Publication year - 2004
Publication title -
the journal of physiology
Language(s) - English
Resource type - Journals
SCImago Journal Rank - 1.802
H-Index - 240
eISSN - 1469-7793
pISSN - 0022-3751
DOI - 10.1113/jphysiol.2003.053264
Subject(s) - supraoptic nucleus , histogram , oxytocin , entropy (arrow of time) , mathematics , in vivo , logarithm , statistics , biological system , biology , neuroscience , physics , computer science , artificial intelligence , mathematical analysis , microbiology and biotechnology , quantum mechanics , image (mathematics)

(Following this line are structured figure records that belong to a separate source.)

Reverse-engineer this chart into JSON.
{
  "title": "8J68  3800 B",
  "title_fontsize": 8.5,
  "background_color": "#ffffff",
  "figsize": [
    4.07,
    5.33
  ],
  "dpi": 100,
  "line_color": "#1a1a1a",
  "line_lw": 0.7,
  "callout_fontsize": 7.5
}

Measuring spike coding objectively is essential to establish whether activity recorded under one set of conditions is truly different from that recorded under another set of conditions. However, there is no generally accepted method for making such comparisons. Measuring firing frequency alone only partially reflects spike patterning. In this paper, novel quantities based on the logarithmic interspike intervals are proposed as useful measures of spontaneous activity. We illustrate the methods by comparing extracellular recordings from magnocellular cells of the rat supraoptic nucleus in vivo and in vitro and between oxytocin and vasopressin cells in vivo . A bimodal Gaussian function fitted to the log interspike interval histogram accurately described the distribution profile for very different types of activity. We introduce the entropy of the log interval distribution as a novel quantity that measures the capacity of a cell to encode information other than a constant instantaneous frequency. Unlike existing entropy measures that are based on spike counts, it quantifies the variability in the interval distribution. In addition, the mutual information between adjacent log intervals is proposed as an objective measure of patterned activity. For cells recorded in vivo and in vitro , there was no significant difference in mean spike frequencies but there were differences in the log interval entropy ( t =–4.97, P < 0.001) and the mutual information ( z =–2.64, P < 0.01) . The differences may result from the disruption of connections in the slice preparation. When a comparison was made between the spike activity of oxytocin and vasopressin cells recorded in vivo , there was a difference in mutual information ( z = 5.15, P < 0.001) but not in mean spike frequency. Both comparisons highlight the potential limitations of using mean spike frequency alone as a measure of spike coding. We propose that our novel parameters based on interval analysis constitute informative measures of spontaneous activity under different physiological conditions.